Оля: А чем кончилось?
Матвей Ильич: Ничем. Ах, да, ее укусила змея, и она умерла.
Оля: Мама?
Матвей Ильич: Да нет, дочка.
Оля: Но у нас все иначе — медуза укусила фатера.
Матвей Ильич: Фабера. Болит. Она ядовитая?
Оля: Если она была с синими кругами.
Матвей Ильич: Этого мы как раз и не знаем. Может быть, это вообще была не медуза.
Оля (поет): С неба звездочка упала прямо милому в штаны…
Матвей Ильич: Давай лучше попробуем проникнуть в санаторий.
Оля: Ты, что, не заметил, что это другой город?
Матвей Ильич: Я вообще пока города не заметил.
Оля: Мы не дойдем.
Матвей Ильич: Прощай, санаторий.
Оля: Знаешь, я лежала как-то в психушке…
Матвей Ильич: На самом деле?
Оля: Да, да, да. И там было два отделения: «санаторное» и «наблюдаемое». И я тебе хотела сказать, что в «санаторном» намного лучше. А все на самом деле — психушка. Так что ты подумай — стоит ли тебе бежать.
Матвей Ильич: А как ты туда попала?
Оля: Суицид. Хотя на самом деле просто переела таблеток. Я тогда на них сидела. Вообще, я не думаю, что ты меня правильно представляешь. Я стала пай-девочкой только год назад. А до этого было много всякого. В тринадцать лет я сбежала от мамы к одному человеку. Он как раз вышел, отсидев лет десять. Он меня бил. Хотя и кормил. Немножко. Так что маму уже ничем не удивишь. А тебя? Я тебя удивляю?
Матвей Ильич: Мне кажется, ты сочиняешь.
Оля: Просто у меня был потом совсем другой друг. Он читал книжки, даже писал, и читал мне вслух. Нет, я ничего не сочиняю. А ты что думаешь, нормальный человек прыгнул бы вот так — за борт? Не надо набрасывать на меня сеть.
Матвей Ильич: Это — не сеть, это парашют. Или палатка, сшитая из парашюта, — не поймешь.
Оля: Я мечтаю прыгнуть с парашютом. Но не берут, сволочи. Мои друзья. Омоновцы. Сами прыгают, а меня не берут.

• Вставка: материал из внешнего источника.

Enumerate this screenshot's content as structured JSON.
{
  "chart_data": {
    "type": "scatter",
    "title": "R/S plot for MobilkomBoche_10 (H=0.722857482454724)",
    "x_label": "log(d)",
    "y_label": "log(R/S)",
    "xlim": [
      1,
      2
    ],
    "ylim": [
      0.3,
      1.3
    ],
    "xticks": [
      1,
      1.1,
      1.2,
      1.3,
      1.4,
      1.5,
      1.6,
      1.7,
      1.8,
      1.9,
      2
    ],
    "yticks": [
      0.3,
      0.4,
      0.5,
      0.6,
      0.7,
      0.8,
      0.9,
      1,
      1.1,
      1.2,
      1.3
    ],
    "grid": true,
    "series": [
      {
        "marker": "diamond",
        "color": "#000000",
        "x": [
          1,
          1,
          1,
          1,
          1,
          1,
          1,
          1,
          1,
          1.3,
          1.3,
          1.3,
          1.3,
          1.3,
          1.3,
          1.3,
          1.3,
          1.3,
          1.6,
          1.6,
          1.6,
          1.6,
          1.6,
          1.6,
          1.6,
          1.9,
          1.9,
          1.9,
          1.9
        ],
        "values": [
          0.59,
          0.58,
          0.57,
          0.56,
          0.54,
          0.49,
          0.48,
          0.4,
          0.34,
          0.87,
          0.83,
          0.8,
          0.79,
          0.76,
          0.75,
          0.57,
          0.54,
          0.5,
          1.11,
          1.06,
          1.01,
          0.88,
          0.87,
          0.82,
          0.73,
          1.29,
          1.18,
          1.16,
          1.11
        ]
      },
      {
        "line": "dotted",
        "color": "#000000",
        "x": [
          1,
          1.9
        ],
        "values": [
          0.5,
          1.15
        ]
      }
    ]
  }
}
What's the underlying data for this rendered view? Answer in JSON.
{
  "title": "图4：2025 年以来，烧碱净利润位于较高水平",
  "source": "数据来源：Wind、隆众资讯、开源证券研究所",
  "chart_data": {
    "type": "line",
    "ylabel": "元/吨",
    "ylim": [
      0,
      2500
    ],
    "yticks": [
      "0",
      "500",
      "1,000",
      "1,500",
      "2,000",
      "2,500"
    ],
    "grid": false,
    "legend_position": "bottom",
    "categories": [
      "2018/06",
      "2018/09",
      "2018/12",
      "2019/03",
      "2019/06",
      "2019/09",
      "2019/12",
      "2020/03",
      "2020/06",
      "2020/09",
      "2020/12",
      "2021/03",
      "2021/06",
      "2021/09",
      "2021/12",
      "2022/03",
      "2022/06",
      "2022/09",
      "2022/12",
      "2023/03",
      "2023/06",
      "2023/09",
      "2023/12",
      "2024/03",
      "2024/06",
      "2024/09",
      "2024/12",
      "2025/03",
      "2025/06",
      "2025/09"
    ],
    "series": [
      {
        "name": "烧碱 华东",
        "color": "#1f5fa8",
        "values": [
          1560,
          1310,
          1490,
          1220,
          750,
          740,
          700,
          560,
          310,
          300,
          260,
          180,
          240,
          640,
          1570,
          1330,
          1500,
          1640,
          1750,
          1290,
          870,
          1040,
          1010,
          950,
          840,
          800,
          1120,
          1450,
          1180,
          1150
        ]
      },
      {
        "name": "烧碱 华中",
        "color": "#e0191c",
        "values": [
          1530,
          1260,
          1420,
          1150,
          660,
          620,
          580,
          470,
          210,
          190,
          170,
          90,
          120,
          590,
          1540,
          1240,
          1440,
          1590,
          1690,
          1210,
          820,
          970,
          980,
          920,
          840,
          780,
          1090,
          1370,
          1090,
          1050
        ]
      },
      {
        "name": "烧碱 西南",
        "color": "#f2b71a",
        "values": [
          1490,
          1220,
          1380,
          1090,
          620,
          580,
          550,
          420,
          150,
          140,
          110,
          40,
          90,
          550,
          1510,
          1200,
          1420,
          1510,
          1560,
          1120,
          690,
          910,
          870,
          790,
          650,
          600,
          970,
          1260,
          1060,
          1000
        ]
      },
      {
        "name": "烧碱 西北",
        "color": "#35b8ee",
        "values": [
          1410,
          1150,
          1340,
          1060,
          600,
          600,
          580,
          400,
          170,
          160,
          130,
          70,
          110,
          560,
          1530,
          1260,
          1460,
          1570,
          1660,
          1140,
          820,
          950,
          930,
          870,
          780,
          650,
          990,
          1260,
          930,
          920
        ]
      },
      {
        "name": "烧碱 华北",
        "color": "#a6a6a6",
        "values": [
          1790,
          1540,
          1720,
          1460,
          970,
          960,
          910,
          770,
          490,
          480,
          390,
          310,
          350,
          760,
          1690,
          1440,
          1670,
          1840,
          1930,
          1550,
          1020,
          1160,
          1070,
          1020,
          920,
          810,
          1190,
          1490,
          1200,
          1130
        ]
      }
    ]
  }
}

Матвей Ильич: Слушай, у тебя всесторонние связи.
Оля: А ты как думал. Смотри, я поймала черную кошку в темной комнате.
Матвей Ильич: Брось ее.
Оля: Какой ты умный.
Матвей Ильич: Я сонный. Я засыпаю. Этот заплыв меня ухандохал.
Оля: Погладь ее.
Матвей Ильич: Ее же нет.
Оля: Кого же я глажу?
Матвей Ильич: Себя.
Оля: Но ты же меня не гладишь и не можешь знать, есть я тут или нет. Да, да, так хорошо… Да… Ты не хочешь меня попробовать?
Матвей Ильич: После моря ты и здесь такая же, как там, ты везде одинаковая на вкус.
Оля: А у тебя хвост вырос уже на суше, и он совсем не соленый.
Матвей Ильич: Зато у тебя… Все шутки соленые… Мы с тобой сошли с ума… Спасибо…
Оля: Вам спасибо. Я вас проглотила, миллионы вас во мне теперь, и тьмы, и тьмы, и тьмы…
Матвей Ильич: И все с раскосыми и жадными.
Оля: Как у Шакира. Тебе понравилось? Ты знаешь, как это называется?
Матвей Ильич: Еще бы. Это первый раз со мной случилось в шестьдесят девятом году.
Оля (смеясь): Смешно.
Матвей Ильич: Или это дежа вю? Или мы снова превращались во что-то другое? В змею, глотающую свой хвост? Совместный сдвиг по фазе. Амфора, амфибрахий, уроборос, синхрофазотрон…
Оля: Чего-чего?
Матвей Ильич: Смотри, причал заползает в море, семеня ножками, изгибаясь…
Оля: Ты что?
Матвей Ильич: По-моему, я сплю.
Оля: Не спи, я хочу, чтобы ты был со мной… Чтобы ты родился. Я не хочу быть здесь одна, я все время здесь одна…
Матвей Ильич: Только что я был твоим отцом, и вот уже ты хочешь стать моей матерью… Мы так совсем запутаемся…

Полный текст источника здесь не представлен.